DESCRIPTION (provided by applicant): The rise in using companion diagnostics to guide selection of pharmacological agents in cancer treatment has led to a need for technologies which can extend these diagnostics to additional patients with difficult to access tumors. Such diagnostic assays are performed on cells extracted from tumors or metastatic cells found distant from the primary tumor site. Evaluation of bodily fluids, including blood, urine, effusions, for disseminated malignant cells originating from the lung, breast or other organs is an alternative to examination of primary tumor tissue, especially when biopsy is not possible at the primary tumor site. For example, pleural effusions, which can be the first presentation of a patient's cancer and thus contain some of the most diagnostically relevant cells, could be used as an easily accessible source of malignant cells to assay specific genetic lesions indicative of susceptibility to targeted therapies. However, the accuracy of these assays is limited by the presence of a large background of normal cells. Current approaches for enriching malignant cells from bodily fluids for these assays can require prior knowledge about the type of malignancy, which is often unavailable, or result in insufficient purity (<40%) for confident diagnoses. Biophysical properties of cells have been shown to be extremely specific label-free biomarkers of malignant phenotypes. Here, we aim to develop an instrument which will isolate target cancer cells using a combination of intrinsic physical biomarkers associated with malignancy - cell size and deformability - with high yield and purity. CytoVale is commercializing a technology, 'deformability cytometry', which assays the biophysical properties of thousands of cells per second and has demonstrated utility in diagnosing malignancy in pleural effusions. Expanding upon its core technology, CytoVale will, in this project, develop an instrument which will be able to isolate malignant cells for companion diagnostic assays, from large volumes of bodily fluids, with higher sensitivity and specificity than currently available techniques. This wil increase the accessibility of these powerful assays which have demonstrated immense clinical success in recent years, thereby improving patient outcomes.
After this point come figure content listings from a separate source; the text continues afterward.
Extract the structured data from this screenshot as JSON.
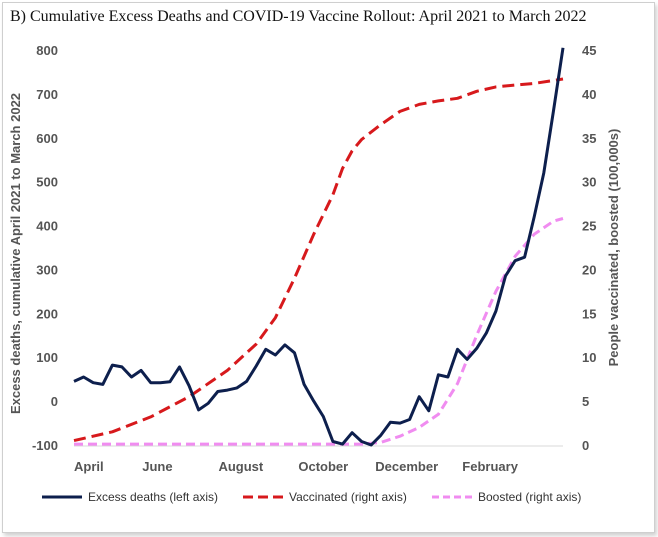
{
  "title": "B)  Cumulative Excess Deaths and COVID-19 Vaccine Rollout: April 2021 to March 2022",
  "colors": {
    "excess": "#0d1f4d",
    "vaccinated": "#d7191c",
    "boosted": "#f08cf0",
    "tick_text": "#555555"
  },
  "chart_data": {
    "type": "line",
    "title": "B)  Cumulative Excess Deaths and COVID-19 Vaccine Rollout: April 2021 to March 2022",
    "ylabel": "Excess deaths, cumulative April 2021 to March 2022",
    "y2label": "People vaccinated, boosted (100,000s)",
    "xlabel": "",
    "ylim": [
      -100,
      800
    ],
    "y2lim": [
      0,
      45
    ],
    "yticks": [
      "-100",
      "0",
      "100",
      "200",
      "300",
      "400",
      "500",
      "600",
      "700",
      "800"
    ],
    "y2ticks": [
      "0",
      "5",
      "10",
      "15",
      "20",
      "25",
      "30",
      "35",
      "40",
      "45"
    ],
    "x_tick_labels": [
      "April",
      "June",
      "August",
      "October",
      "December",
      "February"
    ],
    "x_tick_weeks": [
      0,
      8.7,
      17.4,
      26,
      34.7,
      43.4
    ],
    "x_range_weeks": [
      0,
      51
    ],
    "legend_position": "bottom",
    "series": [
      {
        "name": "Excess deaths (left axis)",
        "axis": "left",
        "style": "solid",
        "x": [
          0,
          1,
          2,
          3,
          4,
          5,
          6,
          7,
          8,
          9,
          10,
          11,
          12,
          13,
          14,
          15,
          16,
          17,
          18,
          19,
          20,
          21,
          22,
          23,
          24,
          25,
          26,
          27,
          28,
          29,
          30,
          31,
          32,
          33,
          34,
          35,
          36,
          37,
          38,
          39,
          40,
          41,
          42,
          43,
          44,
          45,
          46,
          47,
          48,
          49,
          50,
          51
        ],
        "values": [
          45,
          55,
          42,
          38,
          82,
          78,
          55,
          70,
          42,
          42,
          44,
          78,
          35,
          -20,
          -5,
          22,
          25,
          30,
          45,
          80,
          118,
          105,
          128,
          110,
          38,
          0,
          -35,
          -92,
          -98,
          -72,
          -92,
          -100,
          -78,
          -48,
          -50,
          -42,
          10,
          -22,
          60,
          55,
          118,
          95,
          120,
          155,
          205,
          285,
          320,
          328,
          420,
          520,
          660,
          805
        ]
      },
      {
        "name": "Vaccinated (right axis)",
        "axis": "right",
        "style": "dashed",
        "x": [
          0,
          4,
          8,
          12,
          16,
          19,
          21,
          23,
          25,
          27,
          28,
          29,
          30,
          32,
          34,
          36,
          38,
          40,
          42,
          44,
          46,
          48,
          51
        ],
        "values": [
          0.5,
          1.5,
          3.2,
          5.5,
          8.5,
          11.5,
          14.5,
          19,
          24,
          28.5,
          31.5,
          33.5,
          34.8,
          36.5,
          38,
          38.8,
          39.2,
          39.5,
          40.3,
          40.8,
          41,
          41.2,
          41.7
        ]
      },
      {
        "name": "Boosted (right axis)",
        "axis": "right",
        "style": "dashed",
        "x": [
          0,
          10,
          20,
          30,
          32,
          34,
          36,
          38,
          40,
          42,
          44,
          46,
          48,
          50,
          51
        ],
        "values": [
          0.1,
          0.1,
          0.1,
          0.1,
          0.3,
          1,
          2,
          3.5,
          7,
          12.5,
          17.5,
          21.5,
          24,
          25.5,
          25.8
        ]
      }
    ]
  }
}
描述（由申请人提供）：在癌症治疗中使用伴随诊断来指导药理学试剂选择的兴起导致需要能够将这些诊断扩展到难以进入肿瘤的其他患者的技术。对从远离原发性肿瘤部位的肿瘤或转移性细胞提取的细胞进行此类诊断测定。评估体液（包括血液、尿液、渗出液）中是否存在源自肺、乳腺或其他器官的播散性恶性细胞是检查原发性肿瘤组织的替代方法，尤其是在原发性肿瘤部位无法进行活检时。例如，胸腔积液可以是患者癌症的第一表现，因此含有一些诊断上最相关的细胞，可以用作容易获得的恶性细胞来源，以测定指示对靶向治疗敏感性的特定遗传病变。然而，这些测定的准确性受到存在大量正常细胞背景的限制。目前从体液中富集恶性细胞用于这些测定的方法可能需要关于恶性肿瘤类型的先验知识，这通常是不可用的，或者导致纯度不足（<40%）而无法进行可靠的诊断。细胞的生物物理特性已被证明是恶性表型的极其特异的无标记生物标志物。在这里，我们的目标是开发一种仪器，该仪器将使用与恶性肿瘤相关的内在物理生物标志物-细胞大小和变形性-以高产率和纯度分离靶癌细胞。CytoVale正在商业化一项技术，“变形性细胞仪”，该技术每秒检测数千个细胞的生物物理特性，并已证明可用于诊断胸腔积液中的恶性肿瘤。在该项目中，CytoVale将扩展其核心技术，开发一种能够从大量体液中分离恶性细胞用于伴随诊断分析的仪器，其灵敏度和特异性高于目前可用的技术。这将增加这些强大的检测的可及性，这些检测在近年来已经证明了巨大的临床成功，从而改善患者的结果。